Can Watermarked LLMs be Identified by Users via Crafted Prompts?

Liu, Aiwei, Guan, Sheng, Liu, Yiming, Pan, Leyi, Zhang, Yifei, Fang, Liancheng, Wen, Lijie, Yu, Philip S., Hu, Xuming

arXiv.org Artificial Intelligence 

Text watermarking for Large Language Models (LLMs) has made significant progress in detecting LLM outputs and preventing misuse. Current watermarking techniques offer high detectability, minimal impact on text quality, and robustness to text editing. However, current researches lack investigation into the imperceptibility of watermarking techniques in LLM services. This is crucial as LLM providers may not want to disclose the presence of watermarks in real-world scenarios, as it could reduce user willingness to use the service and make watermarks more vulnerable to attacks. This work investigates the imperceptibility of watermarked LLMs. We design the first unified identification method called Water-Probe that identifies all kinds of watermarking in LLMs through well-designed prompts.
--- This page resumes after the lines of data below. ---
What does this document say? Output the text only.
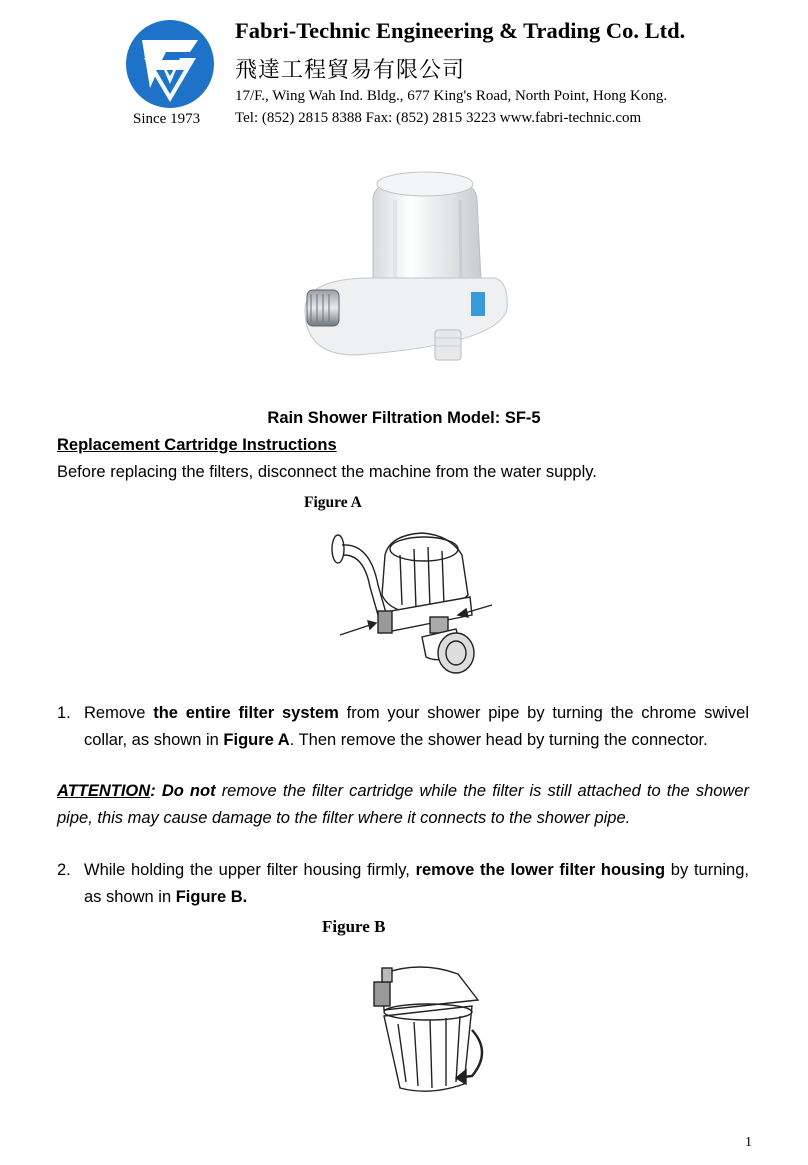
Since 1973
Fabri-Technic Engineering & Trading Co. Ltd.
飛達工程貿易有限公司
17/F., Wing Wah Ind. Bldg., 677 King's Road, North Point, Hong Kong.
Tel: (852) 2815 8388 Fax: (852) 2815 3223 www.fabri-technic.com
Rain Shower Filtration Model: SF-5
Replacement Cartridge Instructions
Before replacing the filters, disconnect the machine from the water supply.
Figure A
1. Remove the entire filter system from your shower pipe by turning the chrome swivel collar, as shown in Figure A. Then remove the shower head by turning the connector.
ATTENTION: Do not remove the filter cartridge while the filter is still attached to the shower pipe, this may cause damage to the filter where it connects to the shower pipe.
2. While holding the upper filter housing firmly, remove the lower filter housing by turning, as shown in Figure B.
Figure B
1
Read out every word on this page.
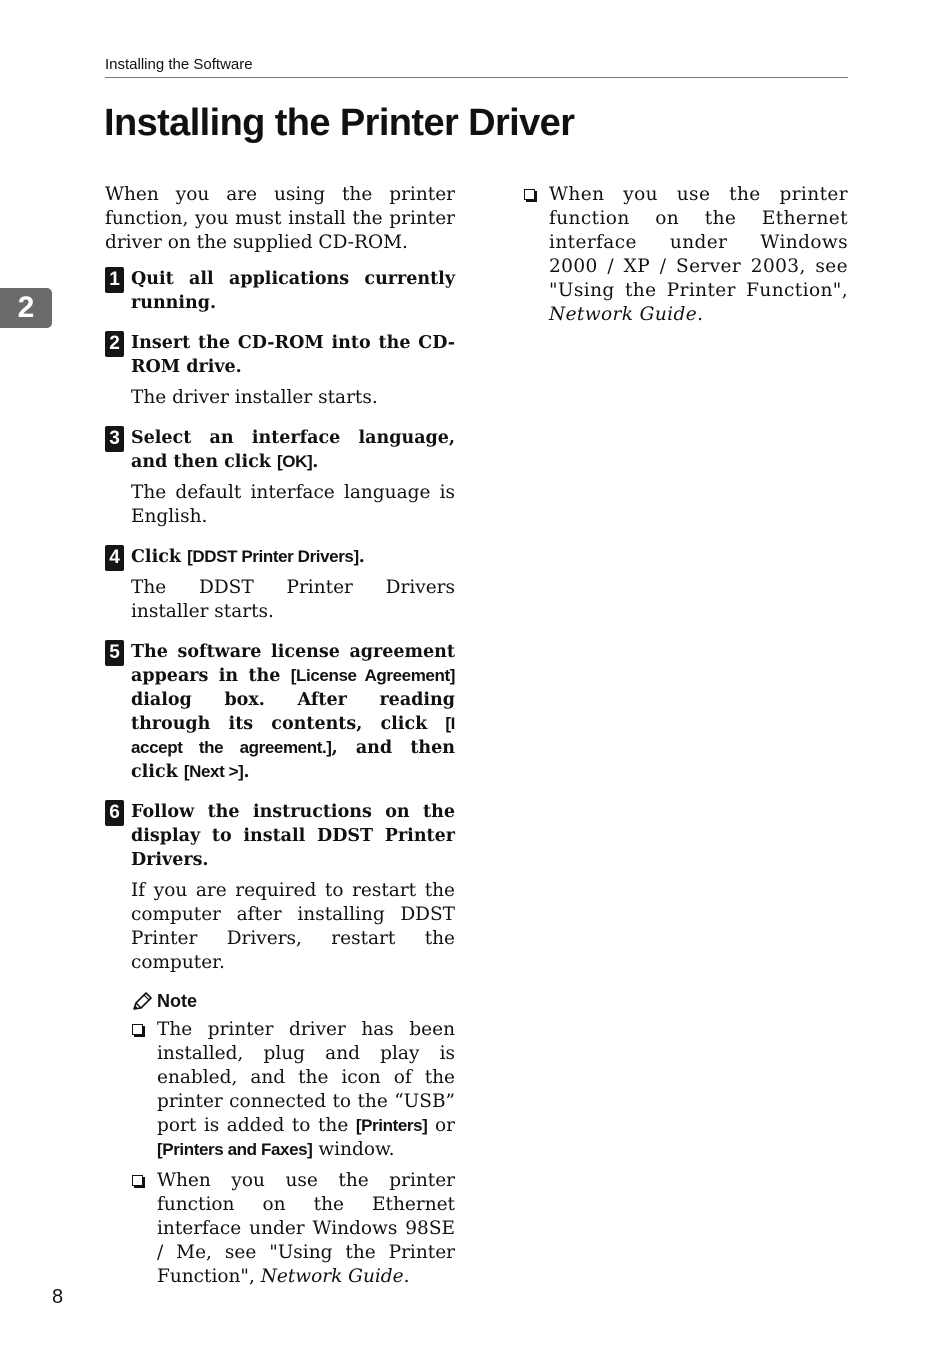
Installing the Software
Installing the Printer Driver
2

When you are using the printer function, you must install the printer driver on the supplied CD-ROM.

1 Quit all applications currently running.
2 Insert the CD-ROM into the CD-ROM drive.
The driver installer starts.
3 Select an interface language, and then click [OK].
The default interface language is English.
4 Click [DDST Printer Drivers].
The DDST Printer Drivers installer starts.
5 The software license agreement appears in the [License Agreement] dialog box. After reading through its contents, click [I accept the agreement.], and then click [Next >].
6 Follow the instructions on the display to install DDST Printer Drivers.
If you are required to restart the computer after installing DDST Printer Drivers, restart the computer.
Note
The printer driver has been installed, plug and play is enabled, and the icon of the printer connected to the “USB” port is added to the [Printers] or [Printers and Faxes] window.
When you use the printer function on the Ethernet interface under Windows 98SE / Me, see "Using the Printer Function", Network Guide.
When you use the printer function on the Ethernet interface under Windows 2000 / XP / Server 2003, see "Using the Printer Function", Network Guide.
8
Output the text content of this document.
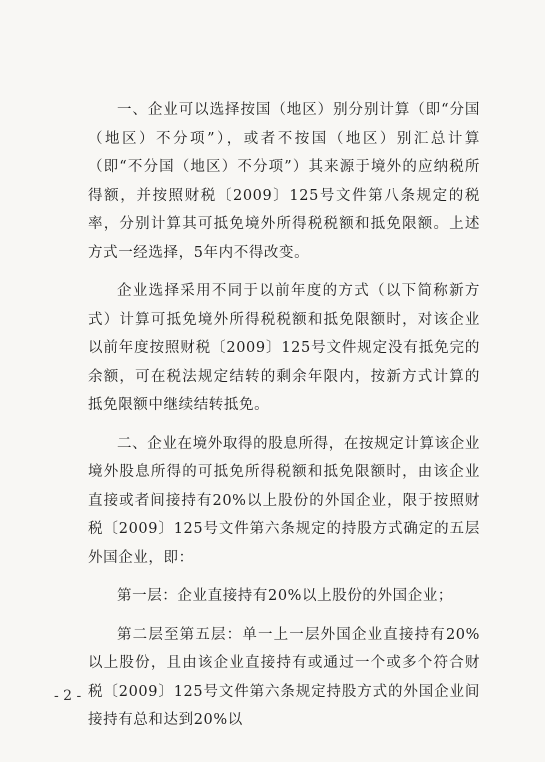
一、企业可以选择按国（地区）别分别计算（即“分国（地区）不分项”），或者不按国（地区）别汇总计算（即“不分国（地区）不分项”）其来源于境外的应纳税所得额，并按照财税〔2009〕125号文件第八条规定的税率，分别计算其可抵免境外所得税税额和抵免限额。上述方式一经选择，5年内不得改变。

企业选择采用不同于以前年度的方式（以下简称新方式）计算可抵免境外所得税税额和抵免限额时，对该企业以前年度按照财税〔2009〕125号文件规定没有抵免完的余额，可在税法规定结转的剩余年限内，按新方式计算的抵免限额中继续结转抵免。

二、企业在境外取得的股息所得，在按规定计算该企业境外股息所得的可抵免所得税额和抵免限额时，由该企业直接或者间接持有20%以上股份的外国企业，限于按照财税〔2009〕125号文件第六条规定的持股方式确定的五层外国企业，即：

第一层：企业直接持有20%以上股份的外国企业；

第二层至第五层：单一上一层外国企业直接持有20%以上股份，且由该企业直接持有或通过一个或多个符合财税〔2009〕125号文件第六条规定持股方式的外国企业间接持有总和达到20%以

- 2 -
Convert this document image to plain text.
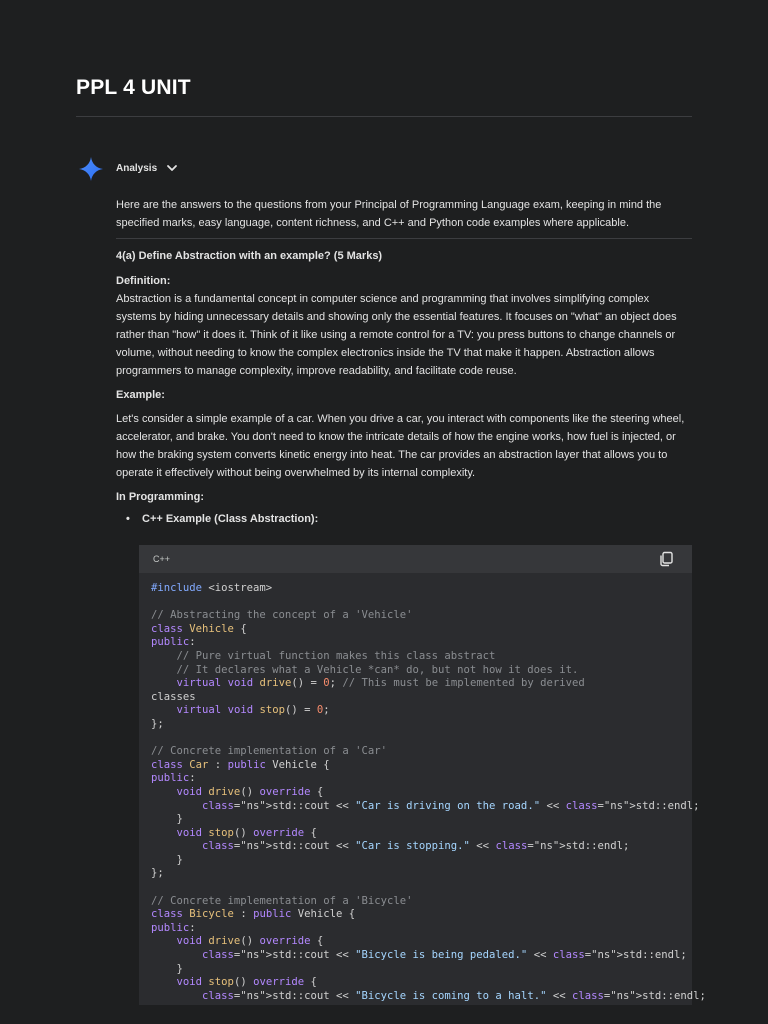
PPL 4 UNIT
Analysis

Here are the answers to the questions from your Principal of Programming Language exam, keeping in mind the specified marks, easy language, content richness, and C++ and Python code examples where applicable.

4(a) Define Abstraction with an example? (5 Marks)

Definition:

Abstraction is a fundamental concept in computer science and programming that involves simplifying complex systems by hiding unnecessary details and showing only the essential features. It focuses on "what" an object does rather than "how" it does it. Think of it like using a remote control for a TV: you press buttons to change channels or volume, without needing to know the complex electronics inside the TV that make it happen. Abstraction allows programmers to manage complexity, improve readability, and facilitate code reuse.

Example:

Let's consider a simple example of a car. When you drive a car, you interact with components like the steering wheel, accelerator, and brake. You don't need to know the intricate details of how the engine works, how fuel is injected, or how the braking system converts kinetic energy into heat. The car provides an abstraction layer that allows you to operate it effectively without being overwhelmed by its internal complexity.

In Programming:

•	C++ Example (Class Abstraction):
C++
#include <iostream>

// Abstracting the concept of a 'Vehicle'
class Vehicle {
public:
// Pure virtual function makes this class abstract
// It declares what a Vehicle *can* do, but not how it does it.
virtual void drive() = 0; // This must be implemented by derived
classes
virtual void stop() = 0;
};

// Concrete implementation of a 'Car'
class Car : public Vehicle {
public:
void drive() override {
class="ns">std::cout << "Car is driving on the road." << class="ns">std::endl;
}
void stop() override {
class="ns">std::cout << "Car is stopping." << class="ns">std::endl;
}
};

// Concrete implementation of a 'Bicycle'
class Bicycle : public Vehicle {
public:
void drive() override {
class="ns">std::cout << "Bicycle is being pedaled." << class="ns">std::endl;
}
void stop() override {
class="ns">std::cout << "Bicycle is coming to a halt." << class="ns">std::endl;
Our key motivation is that current watermarked LLMs expose consistent biases under the same watermark key, resulting in similar differences across prompts under different watermark keys. Experiments show that almost all mainstream watermarking algorithms are easily identified with our well-designed prompts, while Water-Probe demonstrates a minimal false positive rate for non-watermarked LLMs. Finally, we propose that the key to enhancing the imperceptibility of watermarked LLMs is to increase the randomness of watermark key selection. Based on this, we introduce the Water-Bag strategy, which significantly improves watermark imperceptibility by merging multiple watermark keys. The rapid advancement of large language models (LLMs) has led to remarkable achievements in tasks such as question answering (Zhuang et al., 2024), programming (Jiang et al., 2024b), and reasoning (Wei et al., 2022), with widespread applications across various scenarios. Recent research indicates that malicious attackers can steal LLMs through model extraction techniques (Yao et al., 2024), and some users may abuse LLMs to generate and spread harmful information (Wei et al., 2024). Text watermarking techniques for LLMs have become an important method to mitigate the above issues by adding detectable features to LLM outputs (Liu et al., 2024b). Recent researches on LLM watermarking have focused on improving watermark detectability (Kirchenbauer et al., 2023a), minimizing impact on generated text (Aaronson & Kirchner, 2022), and enhancing robustness against text modifications (Liu et al., 2024a).